Here is a list of names of some neural networks with external memory:

Graph Neural Network
Neural stack machine (neural stack, Neural stack machine)
Neural queue
Neural deck (neural deque)
Pointer Network
End-to-end memory network
Memory network
Dynamic memory network
Neural map
Neural Turing Machine
Differentiable Neural Computer

The concept of working memory

The concept of working memory is most strongly developed in psychology. It explains the process of performing tasks related to the short-term manipulation of information. The principle is that the “central executive body” focuses attention and performs operations on the data in the memory buffer. Psychologists have studied the limits of human working memory capacity extensively, often quantified by the number of pieces of information that can be easily remembered.

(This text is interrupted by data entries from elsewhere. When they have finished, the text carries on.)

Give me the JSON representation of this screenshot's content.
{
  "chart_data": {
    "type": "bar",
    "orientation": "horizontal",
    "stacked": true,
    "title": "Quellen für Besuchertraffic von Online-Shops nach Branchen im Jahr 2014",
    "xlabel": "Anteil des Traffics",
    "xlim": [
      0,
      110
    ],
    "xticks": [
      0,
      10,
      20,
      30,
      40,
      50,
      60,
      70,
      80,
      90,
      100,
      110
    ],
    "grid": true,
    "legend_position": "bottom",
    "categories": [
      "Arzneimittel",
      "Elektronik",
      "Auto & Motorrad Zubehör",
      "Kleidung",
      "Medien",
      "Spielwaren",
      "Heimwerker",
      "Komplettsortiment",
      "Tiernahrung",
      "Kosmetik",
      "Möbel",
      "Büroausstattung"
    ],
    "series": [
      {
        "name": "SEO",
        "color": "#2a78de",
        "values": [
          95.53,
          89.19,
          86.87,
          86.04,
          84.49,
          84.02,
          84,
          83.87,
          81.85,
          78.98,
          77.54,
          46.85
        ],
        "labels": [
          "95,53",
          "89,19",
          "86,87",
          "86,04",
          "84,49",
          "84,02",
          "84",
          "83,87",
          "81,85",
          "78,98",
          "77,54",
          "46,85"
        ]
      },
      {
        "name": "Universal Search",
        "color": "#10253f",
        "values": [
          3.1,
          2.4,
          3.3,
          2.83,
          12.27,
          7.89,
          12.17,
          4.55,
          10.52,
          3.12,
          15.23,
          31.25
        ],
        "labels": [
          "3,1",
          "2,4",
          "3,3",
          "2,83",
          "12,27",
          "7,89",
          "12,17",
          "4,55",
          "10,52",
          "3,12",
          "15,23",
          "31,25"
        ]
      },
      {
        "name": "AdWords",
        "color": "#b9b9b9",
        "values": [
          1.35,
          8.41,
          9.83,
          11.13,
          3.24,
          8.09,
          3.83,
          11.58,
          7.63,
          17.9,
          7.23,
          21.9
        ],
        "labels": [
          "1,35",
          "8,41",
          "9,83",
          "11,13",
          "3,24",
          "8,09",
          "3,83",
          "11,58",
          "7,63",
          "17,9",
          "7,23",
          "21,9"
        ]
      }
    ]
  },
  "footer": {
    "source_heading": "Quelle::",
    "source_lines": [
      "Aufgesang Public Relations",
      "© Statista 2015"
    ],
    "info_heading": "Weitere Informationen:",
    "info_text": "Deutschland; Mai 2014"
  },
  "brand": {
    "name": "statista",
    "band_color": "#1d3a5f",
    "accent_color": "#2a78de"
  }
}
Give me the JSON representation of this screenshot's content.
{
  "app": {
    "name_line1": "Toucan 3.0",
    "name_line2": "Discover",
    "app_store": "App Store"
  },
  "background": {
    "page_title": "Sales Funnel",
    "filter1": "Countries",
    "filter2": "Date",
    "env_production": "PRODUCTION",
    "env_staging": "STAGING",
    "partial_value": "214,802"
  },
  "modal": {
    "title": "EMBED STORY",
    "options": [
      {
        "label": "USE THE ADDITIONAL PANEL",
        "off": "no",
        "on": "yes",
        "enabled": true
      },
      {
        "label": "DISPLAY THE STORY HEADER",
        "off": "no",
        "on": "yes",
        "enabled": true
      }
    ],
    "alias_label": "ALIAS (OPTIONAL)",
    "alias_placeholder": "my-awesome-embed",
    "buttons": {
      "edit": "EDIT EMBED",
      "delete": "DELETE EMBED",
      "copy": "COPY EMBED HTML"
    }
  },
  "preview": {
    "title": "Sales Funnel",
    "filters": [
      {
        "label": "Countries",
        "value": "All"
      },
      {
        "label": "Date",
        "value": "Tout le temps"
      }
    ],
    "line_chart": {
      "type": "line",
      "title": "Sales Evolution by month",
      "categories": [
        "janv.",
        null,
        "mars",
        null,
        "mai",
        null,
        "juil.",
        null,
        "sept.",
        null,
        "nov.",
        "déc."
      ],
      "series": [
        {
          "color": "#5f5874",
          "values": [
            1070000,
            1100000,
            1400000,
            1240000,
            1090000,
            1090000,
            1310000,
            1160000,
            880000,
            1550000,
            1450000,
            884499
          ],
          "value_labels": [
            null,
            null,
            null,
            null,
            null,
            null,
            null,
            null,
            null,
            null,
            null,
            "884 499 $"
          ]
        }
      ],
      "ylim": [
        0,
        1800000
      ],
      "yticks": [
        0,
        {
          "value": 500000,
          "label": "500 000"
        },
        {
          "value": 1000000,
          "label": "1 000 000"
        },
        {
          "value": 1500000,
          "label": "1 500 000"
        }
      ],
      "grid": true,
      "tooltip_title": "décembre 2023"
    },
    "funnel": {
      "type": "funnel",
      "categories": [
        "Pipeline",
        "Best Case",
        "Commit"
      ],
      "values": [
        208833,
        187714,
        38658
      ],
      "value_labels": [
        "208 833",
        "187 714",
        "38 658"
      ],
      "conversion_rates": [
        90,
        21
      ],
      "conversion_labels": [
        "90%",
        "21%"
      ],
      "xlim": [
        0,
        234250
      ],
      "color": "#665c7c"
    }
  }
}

These capacity limits lead to an understanding of the limitations in human memory operation, but in the NTM and Differentiable Neural Computer (DNC) models, the size of working memory can be set arbitrarily.

Differentiable Neural Computer

A differentiable neural computer can be trained using either supervised learning or reinforcement learning techniques.

The entire system is differentiable, and therefore can be trained end-to-end using modified gradient descent and backpropagation techniques, allowing the network to learn how to organize external memory in a targeted manner.

A Turing neural machine can retrieve information from memory in the order of its slot indices, but not in the order in which the memory slots were written. A differentiable neural computer has this ability.

The principles of operation of a differentiable neural computer can be read Here.

The results of the work of LSTM, NTM, DNC are presented in tables on the tasks bAbI-task.

Disadvantages of DNC

In this paper, we analyze DNC in QA tasks. In work [29] Four main problems were identified:

high memory consumption makes it difficult to efficiently train large models;
a big difference in learning efficiency with different initializations;
slow and unstable convergence requires a long training time;
the unidirectional architecture makes it difficult to deal with different kinds of questions in QA tasks.